A power-free, filter-free and high-performance narrowband ZnO/BaTiO3/GaN heterojunction-based ultraviolet photodetector obtained by synergetic plasmonic and ferroelectric effects

Abstract

Narrowband ultraviolet photodetectors play a critical role in missile detection, flame monitoring, communication and other fields. Most commercial narrowband photodetectors, which are currently obtained by combining bandpass filters, face challenges including bandwidth limitations, additional optical losses, lower photoelectric conversion efficiency, and others.
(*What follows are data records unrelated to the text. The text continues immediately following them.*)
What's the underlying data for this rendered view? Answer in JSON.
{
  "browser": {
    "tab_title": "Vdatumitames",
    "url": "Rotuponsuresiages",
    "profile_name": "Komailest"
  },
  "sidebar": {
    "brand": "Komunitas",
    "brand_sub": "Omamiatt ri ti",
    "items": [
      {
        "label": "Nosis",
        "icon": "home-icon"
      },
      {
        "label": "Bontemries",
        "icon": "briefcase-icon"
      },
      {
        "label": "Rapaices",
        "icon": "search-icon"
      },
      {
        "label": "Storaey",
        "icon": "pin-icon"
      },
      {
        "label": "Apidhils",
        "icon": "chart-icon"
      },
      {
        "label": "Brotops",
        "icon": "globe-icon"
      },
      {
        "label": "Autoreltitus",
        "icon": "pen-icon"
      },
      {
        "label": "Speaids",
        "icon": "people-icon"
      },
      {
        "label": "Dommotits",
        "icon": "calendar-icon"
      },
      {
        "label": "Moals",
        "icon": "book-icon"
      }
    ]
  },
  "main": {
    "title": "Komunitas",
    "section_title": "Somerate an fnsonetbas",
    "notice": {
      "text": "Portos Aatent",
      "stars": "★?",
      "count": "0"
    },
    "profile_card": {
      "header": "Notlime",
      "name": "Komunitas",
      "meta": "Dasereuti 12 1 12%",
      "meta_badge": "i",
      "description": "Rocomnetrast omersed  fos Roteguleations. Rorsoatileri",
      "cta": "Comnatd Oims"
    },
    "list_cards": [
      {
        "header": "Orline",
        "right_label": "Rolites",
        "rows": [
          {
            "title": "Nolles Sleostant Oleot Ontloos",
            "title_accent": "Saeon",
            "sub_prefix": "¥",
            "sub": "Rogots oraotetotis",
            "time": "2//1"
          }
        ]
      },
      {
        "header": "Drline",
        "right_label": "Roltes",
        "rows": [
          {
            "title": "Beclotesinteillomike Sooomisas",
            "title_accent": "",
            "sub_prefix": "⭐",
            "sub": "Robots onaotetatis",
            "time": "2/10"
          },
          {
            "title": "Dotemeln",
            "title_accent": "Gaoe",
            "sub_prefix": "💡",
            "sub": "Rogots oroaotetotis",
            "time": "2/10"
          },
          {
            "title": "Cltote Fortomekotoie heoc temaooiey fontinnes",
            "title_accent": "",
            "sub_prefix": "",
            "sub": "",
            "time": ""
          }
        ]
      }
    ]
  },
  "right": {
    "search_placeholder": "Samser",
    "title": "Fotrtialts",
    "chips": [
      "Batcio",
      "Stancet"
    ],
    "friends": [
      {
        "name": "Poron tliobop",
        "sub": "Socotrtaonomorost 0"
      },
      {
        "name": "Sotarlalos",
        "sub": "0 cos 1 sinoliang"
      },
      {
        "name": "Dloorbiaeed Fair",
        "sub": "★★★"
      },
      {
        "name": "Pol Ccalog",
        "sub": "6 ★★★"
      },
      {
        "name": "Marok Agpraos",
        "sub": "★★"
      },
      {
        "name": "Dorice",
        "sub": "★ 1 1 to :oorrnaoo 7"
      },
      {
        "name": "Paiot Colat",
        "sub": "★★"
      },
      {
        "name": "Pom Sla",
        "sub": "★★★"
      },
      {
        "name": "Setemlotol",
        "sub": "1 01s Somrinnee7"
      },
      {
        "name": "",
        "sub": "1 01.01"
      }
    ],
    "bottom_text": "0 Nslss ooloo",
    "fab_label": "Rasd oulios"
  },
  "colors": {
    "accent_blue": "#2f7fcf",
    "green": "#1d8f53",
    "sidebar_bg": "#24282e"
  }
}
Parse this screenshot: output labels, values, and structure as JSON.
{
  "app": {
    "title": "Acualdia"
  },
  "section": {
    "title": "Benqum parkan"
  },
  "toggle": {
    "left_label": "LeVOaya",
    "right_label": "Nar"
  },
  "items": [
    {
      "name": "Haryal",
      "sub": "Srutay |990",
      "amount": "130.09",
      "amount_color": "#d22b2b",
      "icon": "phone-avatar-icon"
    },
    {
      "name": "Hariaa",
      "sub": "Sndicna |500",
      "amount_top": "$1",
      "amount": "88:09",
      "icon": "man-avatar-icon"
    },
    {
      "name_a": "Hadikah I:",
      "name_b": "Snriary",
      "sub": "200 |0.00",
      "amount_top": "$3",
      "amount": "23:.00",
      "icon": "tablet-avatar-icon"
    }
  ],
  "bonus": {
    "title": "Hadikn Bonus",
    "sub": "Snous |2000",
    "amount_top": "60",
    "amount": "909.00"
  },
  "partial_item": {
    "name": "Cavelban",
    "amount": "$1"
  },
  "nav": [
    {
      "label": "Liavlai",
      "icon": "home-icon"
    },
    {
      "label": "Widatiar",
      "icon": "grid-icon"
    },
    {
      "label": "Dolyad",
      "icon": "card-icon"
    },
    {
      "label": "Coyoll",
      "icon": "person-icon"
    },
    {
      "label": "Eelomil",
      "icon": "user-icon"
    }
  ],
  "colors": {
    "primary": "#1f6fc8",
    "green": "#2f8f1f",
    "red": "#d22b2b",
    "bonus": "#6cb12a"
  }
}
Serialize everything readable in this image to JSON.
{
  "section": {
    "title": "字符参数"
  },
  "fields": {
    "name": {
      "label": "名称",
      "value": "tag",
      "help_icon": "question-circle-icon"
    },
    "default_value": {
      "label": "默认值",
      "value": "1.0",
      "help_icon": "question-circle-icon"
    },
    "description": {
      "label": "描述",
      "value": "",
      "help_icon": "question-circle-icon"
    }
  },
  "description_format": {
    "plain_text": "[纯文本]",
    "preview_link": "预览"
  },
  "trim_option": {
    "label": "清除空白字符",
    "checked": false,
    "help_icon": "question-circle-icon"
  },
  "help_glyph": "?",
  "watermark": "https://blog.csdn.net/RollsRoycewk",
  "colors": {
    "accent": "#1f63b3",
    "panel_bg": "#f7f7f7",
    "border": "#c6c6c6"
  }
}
Herein, we present a filter-free, self-powered narrowband ultraviolet photodetector based on a heterojunction containing Pt nanoparticle-modified ZnO microwire via Ga-incorporation (PtNPs@ZnO:Ga MW), BaTiO₃ nanocrystal layer and p-GaN substrate. The PtNPs@ZnO:Ga/BaTiO₃/GaN heterojunction detector exhibits superior performance, exhibiting a remarkable responsivity of 265.9 mA W⁻¹, a specific detectivity of 1.1 × 10¹¹ Jones, a large on/off ratio of 4.5 × 10⁶, and a fast response speed of 5.3 μs/5.6 μs under 355 nm illumination at zero bias. Notably, the detector demonstrates a narrowband photoresponse with a bandwidth of about 4 nm, making it highly competitive in its class. The ultra-narrow bandwidth resulted from the self-polarization field induced by the interfaced BaTiO₃ nanolayer, which facilitates the exciton ionization process in the GaN layer. Besides, the combination of surface-coated PtNPs and the BaTiO₃ nanolayer enables the optimization and enhancement of built-in electric fields at the ZnO:Ga/GaN interface, thus demonstrating the feasibility of achieving high-performance ultra-narrow bandwidth photodetection in ultraviolet wavelengths. This work provides valuable insights and methodologies for the development of ultra-narrow bandwidth photodetection devices.